Anti-Gunners Disappointed by Youngkin's Veto of Do-Nothing Bill

AP Photo/Jacquelyn Martin

We all know that gun control typically accomplishes very little that's good for society, and by "very little" I mean nothing at all.

Yet there's usually lofty rhetoric about what it will accomplish, that it would keep domestic abusers from getting guns or stop mass murders or anything they care to name. And, in theory, the bills might do that if everything worked perfectly. It never does, of course, but you can at least see where they're coming from.


A recent bill in Virginia died that has a lot of people upset, though. Shocking, I know, but let's look at what's being lamented for a second.

Gov. Glenn Youngkin vetoed an identical pair of bills last week, disappointing university police chiefs who say the legislation would have helped protect Virginia’s college campuses from gun violence.

They were among 30 bills the Republican governor vetoed on March 26, with his office saying each would have violated the constitutional rights of law-abiding gun owners.

State Sen. Creigh Deeds, the Charlottesville Democrat who sponsored the Senate version of the bill, said the legislation was crafted in response to the 2022 University of Virginia shooting that left three student-athletes dead and two others injured.

Both bills — the House version was sponsored by Democratic Del. Katrina Callsen of Albemarle County — would have banned firearms from the commonwealth’s public colleges.

Hindsight is 20/20, Deeds said, but had the bills been in effect years ago, it may have prevented the 2022 tragedy.

“We’ll never know. But we have an obligation to fix the loopholes or the gaps that we see. And that’s what this legislation was all about,” Deeds told The Daily Progress.

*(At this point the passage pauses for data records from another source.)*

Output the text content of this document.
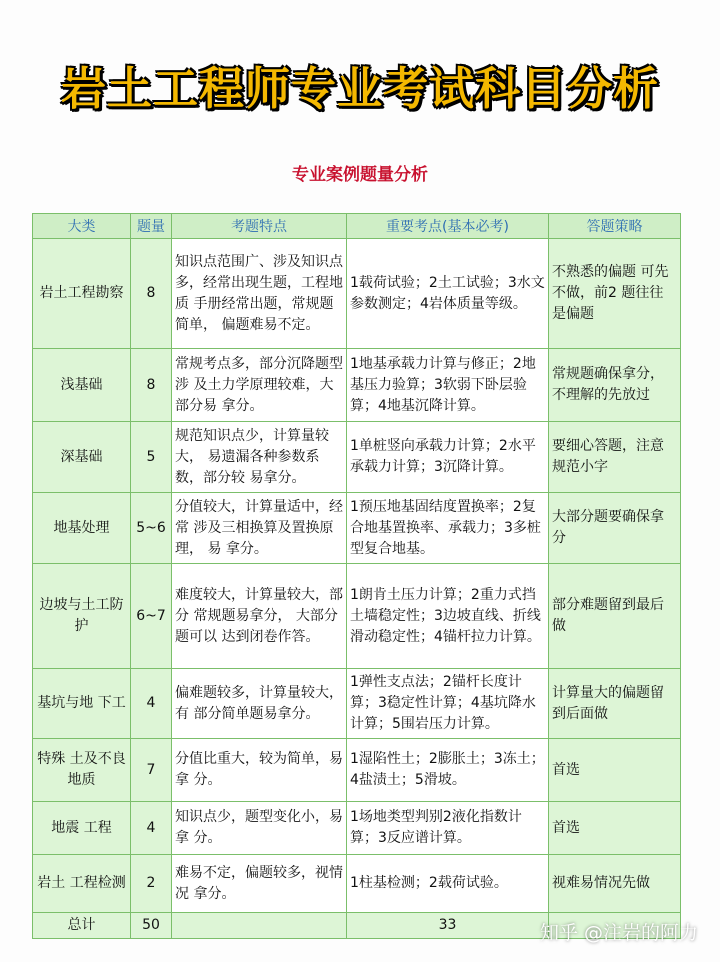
岩土工程师专业考试科目分析
专业案例题量分析
大类	题量	考题特点	重要考点(基本必考)	答题策略
岩土工程勘察	8	知识点范围广、涉及知识点 多，经常出现生题，工程地质 手册经常出题，常规题简单， 偏题难易不定。	1载荷试验；2土工试验；3水文参数测定；4岩体质量等级。	不熟悉的偏题 可先不做，前2 题往往是偏题
浅基础	8	常规考点多，部分沉降题型涉 及土力学原理较难，大部分易 拿分。	1地基承载力计算与修正；2地基压力验算；3软弱下卧层验算；4地基沉降计算。	常规题确保拿分，不理解的先放过
深基础	5	规范知识点少，计算量较大， 易遗漏各种参数系数，部分较 易拿分。	1单桩竖向承载力计算；2水平承载力计算；3沉降计算。	要细心答题，注意规范小字
地基处理	5~6	分值较大，计算量适中，经常 涉及三相换算及置换原理， 易 拿分。	1预压地基固结度置换率；2复合地基置换率、承载力；3多桩型复合地基。	大部分题要确保拿分
边坡与土工防护	6~7	难度较大，计算量较大，部分 常规题易拿分， 大部分题可以 达到闭卷作答。	1朗肯土压力计算；2重力式挡土墙稳定性；3边坡直线、折线滑动稳定性；4锚杆拉力计算。	部分难题留到最后做
基坑与地 下工	4	偏难题较多，计算量较大，有 部分简单题易拿分。	1弹性支点法；2锚杆长度计算；3稳定性计算；4基坑降水计算；5围岩压力计算。	计算量大的偏题留到后面做
特殊 土及不良 地质	7	分值比重大，较为简单，易拿 分。	1湿陷性土；2膨胀土；3冻土；4盐渍土；5滑坡。	首选
地震 工程	4	知识点少，题型变化小，易拿 分。	1场地类型判别2液化指数计算；3反应谱计算。	首选
岩土 工程检测	2	难易不定，偏题较多，视情况 拿分。	1柱基检测；2载荷试验。	视难易情况先做
总计	50		33		知乎 @注岩的阿力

That legislation would have made it a crime to have a gun at a public university in Virginia in virtually all cases, allowing law enforcement to make arrests, seize weapons and open criminal investigations.

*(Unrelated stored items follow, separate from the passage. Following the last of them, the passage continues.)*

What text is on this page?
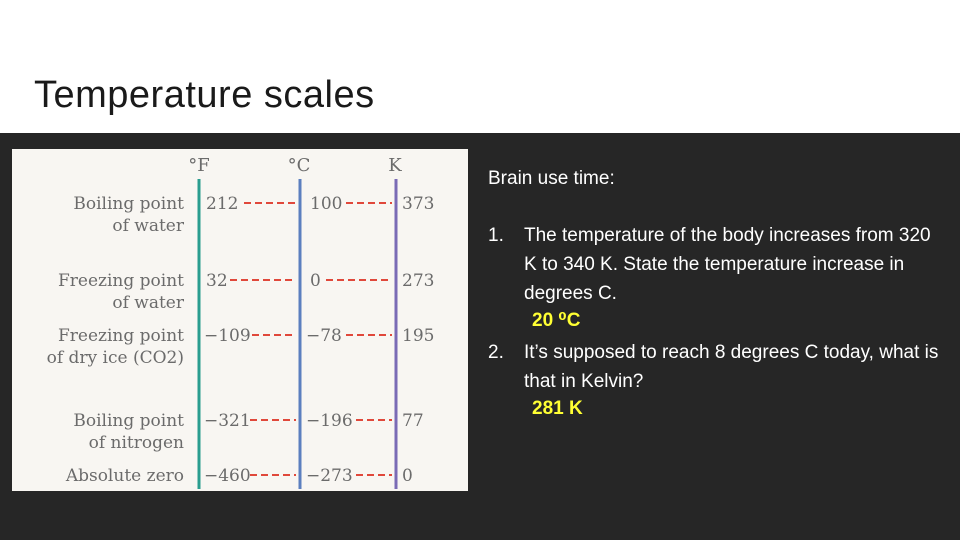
Temperature scales
°F	°C	K
Boiling point
of water
212	100	373
Freezing point
of water
32	0	273
Freezing point
of dry ice (CO2)
−109	−78	195
Boiling point
of nitrogen
−321	−196	77
Absolute zero −460	−273	0
Brain use time:
1. The temperature of the body increases from 320 K to 340 K. State the temperature increase in degrees C.
20 ⁰C
2. It’s supposed to reach 8 degrees C today, what is that in Kelvin?
281 K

There's just one problem with this.

You see, while the law does provide for campus carry, it sort of doesn't.

More than a year ago, when Deeds first started pushing this idea, I made note of one simple fact: They're already banned on campus because it's up to the universities themselves and none of them permit it.


The University of Virginia shooting wasn't the result of campus carry. It was the result of someone breaking the rules in the first place--and since UVA doesn't permit guns and the law requires that they do before someone carries one on campus, the alleged killer broke the law.

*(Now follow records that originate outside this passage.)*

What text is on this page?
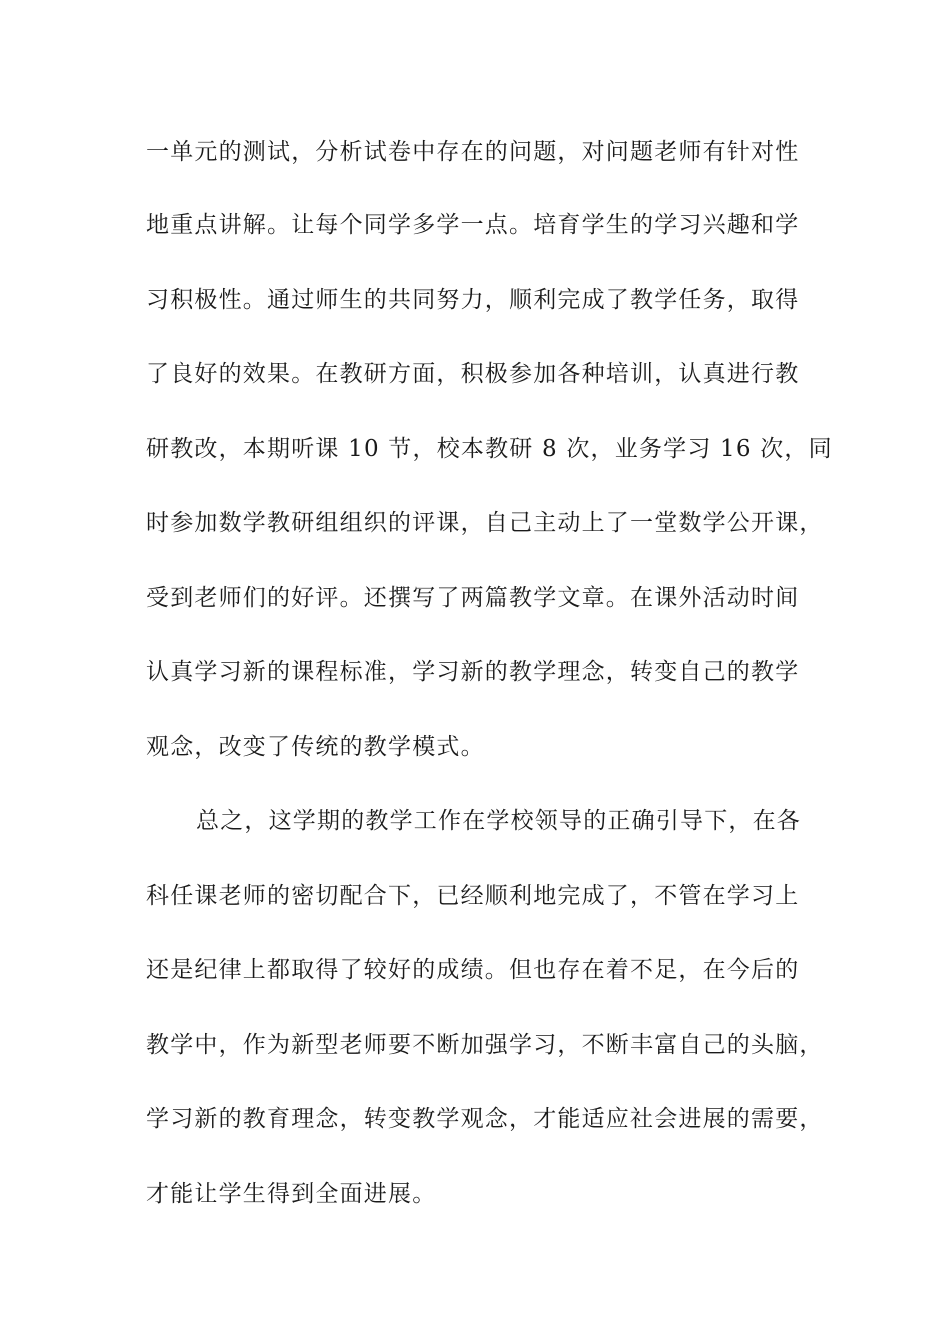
一单元的测试，分析试卷中存在的问题，对问题老师有针对性
地重点讲解。让每个同学多学一点。培育学生的学习兴趣和学
习积极性。通过师生的共同努力，顺利完成了教学任务，取得
了良好的效果。在教研方面，积极参加各种培训，认真进行教
研教改，本期听课 10 节，校本教研 8 次，业务学习 16 次，同
时参加数学教研组组织的评课，自己主动上了一堂数学公开课，
受到老师们的好评。还撰写了两篇教学文章。在课外活动时间
认真学习新的课程标准，学习新的教学理念，转变自己的教学
观念，改变了传统的教学模式。
总之，这学期的教学工作在学校领导的正确引导下，在各
科任课老师的密切配合下，已经顺利地完成了，不管在学习上
还是纪律上都取得了较好的成绩。但也存在着不足，在今后的
教学中，作为新型老师要不断加强学习，不断丰富自己的头脑，
学习新的教育理念，转变教学观念，才能适应社会进展的需要，
才能让学生得到全面进展。
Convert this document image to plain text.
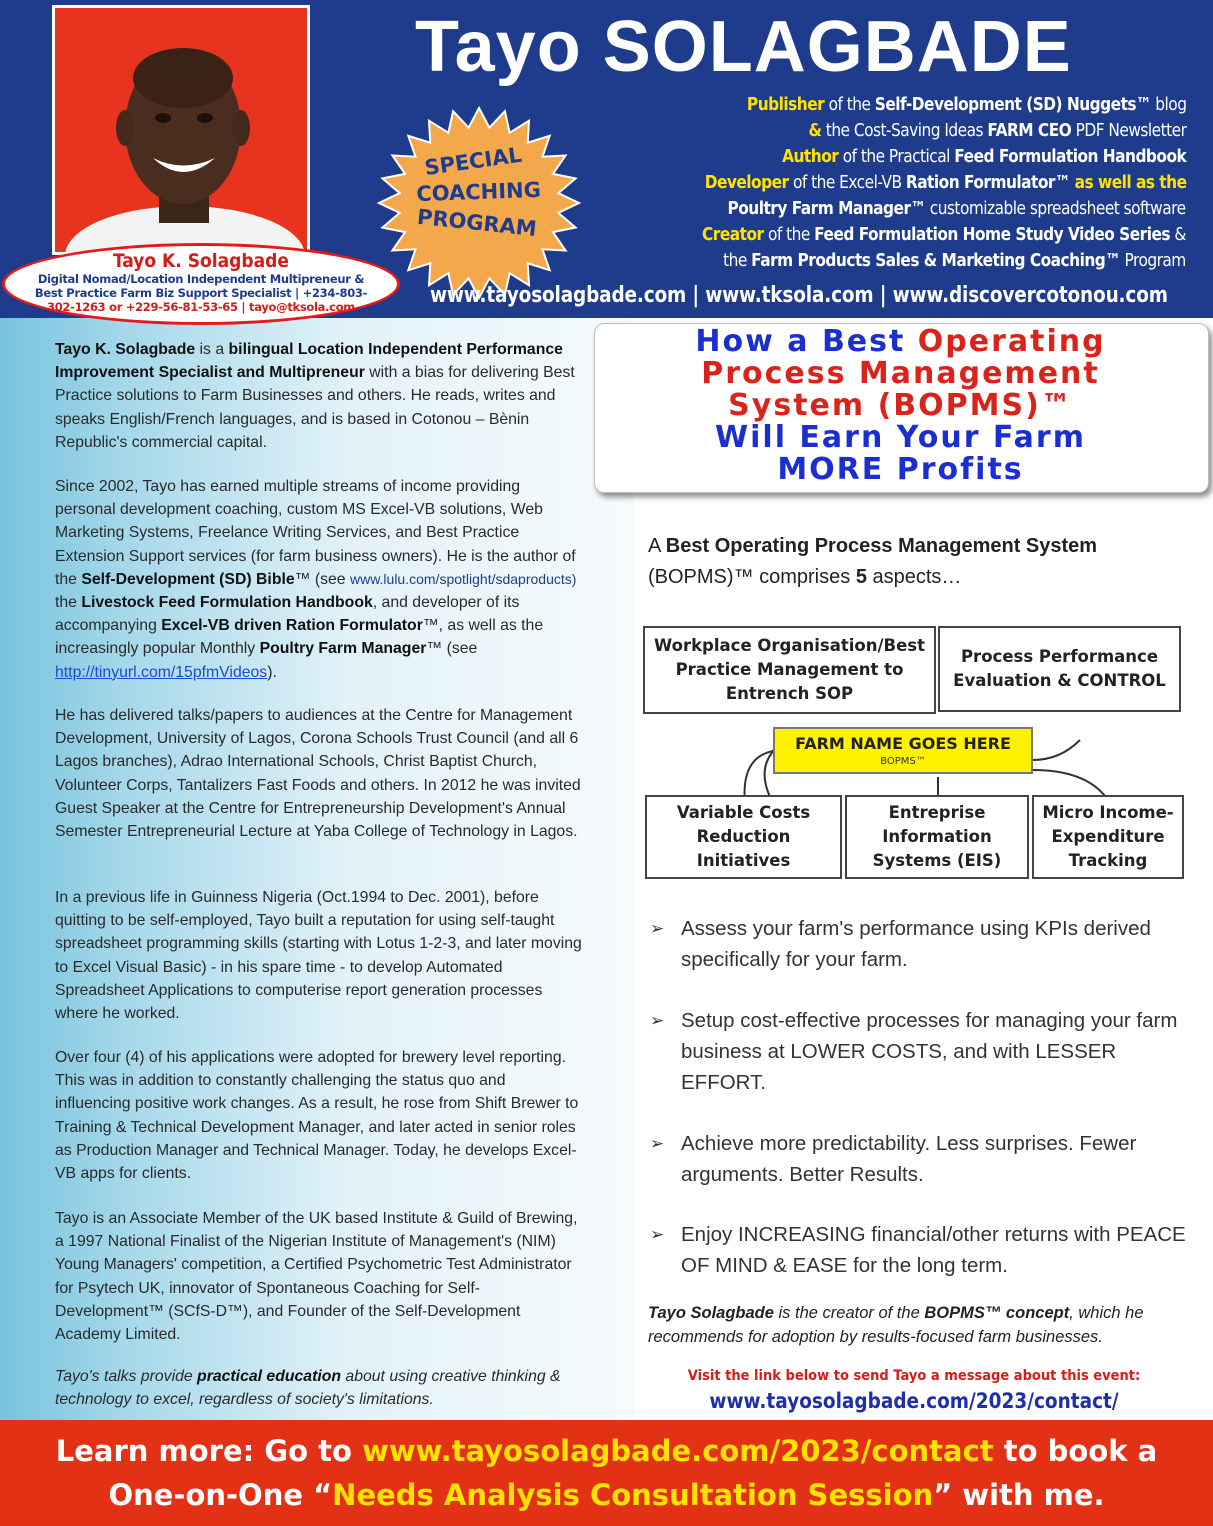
Tayo SOLAGBADE
SPECIAL
COACHING
PROGRAM
Publisher of the Self-Development (SD) Nuggets™ blog
& the Cost-Saving Ideas FARM CEO PDF Newsletter
Author of the Practical Feed Formulation Handbook
Developer of the Excel-VB Ration Formulator™ as well as the
Poultry Farm Manager™ customizable spreadsheet software
Creator of the Feed Formulation Home Study Video Series &
the Farm Products Sales & Marketing Coaching™ Program
www.tayosolagbade.com | www.tksola.com | www.discovercotonou.com
Tayo K. Solagbade
Digital Nomad/Location Independent Multipreneur &
Best Practice Farm Biz Support Specialist | +234-803-
302-1263 or +229-56-81-53-65 | tayo@tksola.com
Tayo K. Solagbade is a bilingual Location Independent Performance Improvement Specialist and Multipreneur with a bias for delivering Best Practice solutions to Farm Businesses and others. He reads, writes and speaks English/French languages, and is based in Cotonou – Bènin Republic's commercial capital.
Since 2002, Tayo has earned multiple streams of income providing personal development coaching, custom MS Excel-VB solutions, Web Marketing Systems, Freelance Writing Services, and Best Practice Extension Support services (for farm business owners). He is the author of the Self-Development (SD) Bible™ (see www.lulu.com/spotlight/sdaproducts) the Livestock Feed Formulation Handbook, and developer of its accompanying Excel-VB driven Ration Formulator™, as well as the increasingly popular Monthly Poultry Farm Manager™ (see http://tinyurl.com/15pfmVideos).
He has delivered talks/papers to audiences at the Centre for Management Development, University of Lagos, Corona Schools Trust Council (and all 6 Lagos branches), Adrao International Schools, Christ Baptist Church, Volunteer Corps, Tantalizers Fast Foods and others. In 2012 he was invited Guest Speaker at the Centre for Entrepreneurship Development's Annual Semester Entrepreneurial Lecture at Yaba College of Technology in Lagos.
In a previous life in Guinness Nigeria (Oct.1994 to Dec. 2001), before quitting to be self-employed, Tayo built a reputation for using self-taught spreadsheet programming skills (starting with Lotus 1-2-3, and later moving to Excel Visual Basic) - in his spare time - to develop Automated Spreadsheet Applications to computerise report generation processes where he worked.
Over four (4) of his applications were adopted for brewery level reporting. This was in addition to constantly challenging the status quo and influencing positive work changes. As a result, he rose from Shift Brewer to Training & Technical Development Manager, and later acted in senior roles as Production Manager and Technical Manager. Today, he develops Excel-VB apps for clients.
Tayo is an Associate Member of the UK based Institute & Guild of Brewing, a 1997 National Finalist of the Nigerian Institute of Management's (NIM) Young Managers' competition, a Certified Psychometric Test Administrator for Psytech UK, innovator of Spontaneous Coaching for Self-Development™ (SCfS-D™), and Founder of the Self-Development Academy Limited.
Tayo's talks provide practical education about using creative thinking & technology to excel, regardless of society's limitations.
How a Best Operating
Process Management
System (BOPMS)™
Will Earn Your Farm
MORE Profits
A Best Operating Process Management System (BOPMS)™ comprises 5 aspects…
Workplace Organisation/Best Practice Management to Entrench SOP
Process Performance Evaluation & CONTROL
Variable Costs Reduction Initiatives
Entreprise Information Systems (EIS)
Micro Income-Expenditure Tracking
FARM NAME GOES HERE
BOPMS™
➢ Assess your farm's performance using KPIs derived specifically for your farm.
➢ Setup cost-effective processes for managing your farm business at LOWER COSTS, and with LESSER EFFORT.
➢ Achieve more predictability. Less surprises. Fewer arguments. Better Results.
➢ Enjoy INCREASING financial/other returns with PEACE OF MIND & EASE for the long term.
Tayo Solagbade is the creator of the BOPMS™ concept, which he recommends for adoption by results-focused farm businesses.
Visit the link below to send Tayo a message about this event:
www.tayosolagbade.com/2023/contact/
Learn more: Go to www.tayosolagbade.com/2023/contact to book a
One-on-One “Needs Analysis Consultation Session” with me.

You don't need a new law just because the old one didn't work. In fact, the law may well have prevented someone from being able to meet the threat and end it before anyone got hurt because no law-abiding citizen could be armed.

What Deeds is really bothered by is the fact that a college could allow guns on campus if they so desired. They could figure out that the presence of armed good guys is a good thing and change their minds.

This bill wouldn't have stopped the UVA shooting because guns were already prohibited, but why would an anti-gun lawmaker worry about silly things like facts, anyway?